Я видел. Она не боялась. Ее бросало в жар от собственных мыслей.
– Вы хотели меня видеть, Беатриса, – говорю, – затем, о чем я думаю?
Она опять облизнулась, как кошка на сметану. И глаза у нее светились морионами перед свечой. А потом она кивнула, взяла кончик шнурка, которым стягивался корсет, и медленно за этот кончик потянула.
Я не дал ей расшнуроваться. Это не имело особого значения в тот момент. Значение имела юбка, а не корсет – и все. Мешала только юбка. Боже милосердный, ножки цвета топленых сливок – в ворохе кружев…
И в первые две минуты я решил, что Беатриса влюблена в меня до беспамятства. Ей ужасно хотелось заполучить все, что только возможно. И я отпустил поводья. Совсем. Как никогда.
Я не думал, как бы не причинить ей боли. Я не думал, что делать дальше. Я вообще ни о чем не думал. Это блаженное бездумье чем‑то напоминало выплеск вампирской Силы, если бы не совершенное изнеможение к утру. Будто она пила из меня каким‑то своим образом. И мне этого хотелось, как человеку хочется вампирского зова, – хотя Дар и подсказывал, что это небезопасные игры.
Правда, на Дар мне сейчас было плевать. Меня так утомило одиночество, холод и окружающая ненависть, что я вполне созрел рискнуть Даром ради тепла. Обычного живого тепла. Я – человек – ее хотел.
И все.
Чистая как слеза похоть.
Мы ни о чем не разговаривали. Беатриса ушла на рассвете, укутавшись в плащ с капюшоном, но обещала вернуться завтра. Она оставила пятно своей крови на моих простынях, но я не чувствовал ровно ничего похожего на вину.
Я просто содрал простыни и швырнул в угол.
Но целый день думал о Беатрисе.
Мертвец встречал ее, когда шла первая четверть первого часа ночи. Ей нравилось, когда я присылал за ней труп. Я думал, что она упивается собственной храбростью. Так вот, мертвец провожал ее до моей спальни. А в спальне мы пили глинтвейн и ласкали друг друга.
Почти до рассвета. Всегда – при свечах.
Беатриса разглядывала меня так жадно, будто хотела съесть глазами. Втянуть в себя. Рубец от вырезанной стрелы, разные лопатки, шрамы на руках – облизывала взглядом, прикосновениями и языком… В жизни на меня никто так не смотрел. Я ее не понимал, а она не объясняла.
Мы не разговаривали.
Я догадался только, что дело не в короне на моей голове. Мне хотелось бы спросить у нее, почему она тогда так ведет себя, чем я сподобился, если не этим, но у меня все время был занят рот – ее губами, ее грудью, ее пальчиками. Спросить не выходило. У меня не выходило даже спросить ее, почему я не могу оставить ее при себе. Почему она уходит перед рассветом.
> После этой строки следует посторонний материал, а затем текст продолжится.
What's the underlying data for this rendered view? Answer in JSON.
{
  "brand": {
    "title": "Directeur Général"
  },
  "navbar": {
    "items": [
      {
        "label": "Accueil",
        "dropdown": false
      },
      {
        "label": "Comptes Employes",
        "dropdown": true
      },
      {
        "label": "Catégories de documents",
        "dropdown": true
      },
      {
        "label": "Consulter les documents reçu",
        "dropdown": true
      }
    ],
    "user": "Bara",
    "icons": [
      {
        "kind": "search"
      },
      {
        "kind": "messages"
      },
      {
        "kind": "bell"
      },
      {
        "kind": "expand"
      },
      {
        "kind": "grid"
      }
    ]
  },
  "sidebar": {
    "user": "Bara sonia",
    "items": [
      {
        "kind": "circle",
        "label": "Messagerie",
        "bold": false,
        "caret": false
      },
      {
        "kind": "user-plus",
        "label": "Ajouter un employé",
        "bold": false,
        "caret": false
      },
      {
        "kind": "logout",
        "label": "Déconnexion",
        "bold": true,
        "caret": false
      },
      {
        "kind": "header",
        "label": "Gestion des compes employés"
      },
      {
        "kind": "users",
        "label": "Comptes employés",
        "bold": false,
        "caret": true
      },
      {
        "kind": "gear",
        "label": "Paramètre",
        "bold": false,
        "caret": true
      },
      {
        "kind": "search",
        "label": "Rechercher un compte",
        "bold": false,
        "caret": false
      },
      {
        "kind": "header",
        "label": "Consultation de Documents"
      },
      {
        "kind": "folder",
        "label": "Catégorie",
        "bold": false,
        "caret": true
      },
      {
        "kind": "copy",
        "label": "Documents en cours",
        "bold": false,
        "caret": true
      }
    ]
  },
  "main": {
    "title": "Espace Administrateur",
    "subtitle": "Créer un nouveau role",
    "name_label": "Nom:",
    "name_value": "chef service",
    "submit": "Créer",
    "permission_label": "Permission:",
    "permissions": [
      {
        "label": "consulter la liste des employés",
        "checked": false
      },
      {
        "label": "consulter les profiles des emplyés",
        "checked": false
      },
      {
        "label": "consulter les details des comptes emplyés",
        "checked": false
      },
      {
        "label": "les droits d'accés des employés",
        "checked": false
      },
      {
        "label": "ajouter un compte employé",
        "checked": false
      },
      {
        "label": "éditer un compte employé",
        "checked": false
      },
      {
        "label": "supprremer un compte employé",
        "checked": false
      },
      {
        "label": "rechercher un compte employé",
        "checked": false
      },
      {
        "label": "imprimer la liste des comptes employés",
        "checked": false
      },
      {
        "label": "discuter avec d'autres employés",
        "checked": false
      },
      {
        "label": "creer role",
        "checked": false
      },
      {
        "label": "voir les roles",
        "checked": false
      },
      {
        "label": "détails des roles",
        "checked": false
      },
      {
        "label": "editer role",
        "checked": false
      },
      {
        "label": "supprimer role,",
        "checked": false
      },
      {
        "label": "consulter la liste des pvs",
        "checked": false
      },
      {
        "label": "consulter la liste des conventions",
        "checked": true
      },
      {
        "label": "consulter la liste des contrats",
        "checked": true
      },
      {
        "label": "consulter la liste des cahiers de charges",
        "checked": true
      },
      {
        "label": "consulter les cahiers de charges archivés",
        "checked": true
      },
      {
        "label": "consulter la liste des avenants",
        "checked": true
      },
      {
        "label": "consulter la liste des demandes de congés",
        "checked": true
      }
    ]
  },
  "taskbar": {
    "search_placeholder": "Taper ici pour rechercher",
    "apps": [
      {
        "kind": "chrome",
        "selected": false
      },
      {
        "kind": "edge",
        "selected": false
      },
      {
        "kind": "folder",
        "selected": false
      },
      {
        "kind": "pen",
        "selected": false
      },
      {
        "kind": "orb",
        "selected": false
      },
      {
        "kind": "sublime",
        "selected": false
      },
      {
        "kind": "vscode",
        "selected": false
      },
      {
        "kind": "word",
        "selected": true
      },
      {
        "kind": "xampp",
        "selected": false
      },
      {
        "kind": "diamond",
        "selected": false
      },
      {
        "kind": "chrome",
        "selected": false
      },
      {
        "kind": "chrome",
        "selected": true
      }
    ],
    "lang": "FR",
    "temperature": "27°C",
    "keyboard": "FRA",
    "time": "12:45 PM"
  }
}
Почему, прах побери, я не могу оставить при себе женщину, которую взял себе?!
Но, несмотря на всю эту теплую истому, я никогда не засыпал при Беатрисе. Дар мне не давал, горел во мне, как сигнальный костер: я в сон, как в яму, проваливался, когда она уходила, но при ней заснуть не мог. И потом, днем, думал: почему так?
Какая часть меня ее не принимает? И чем она не нравится Дару? Он легче принял даже Розамунду!
Меня беспокоило ощущение, что я теряю силы. Но я не мог от этого отказаться, как пьяница от кубка.
По‑моему, тут ничего общего с любовью. Это что‑то среднее между опьянением, безумием и вампирским зовом.
Хотя вампиры казались чем‑то чище. Или просто – смерть чище похоти?
Это длилось около месяца. Я запустил дела. У меня не осталось ни сил, ни желания возиться с государственной тягомотиной. Я обленился – или заболел, не знаю.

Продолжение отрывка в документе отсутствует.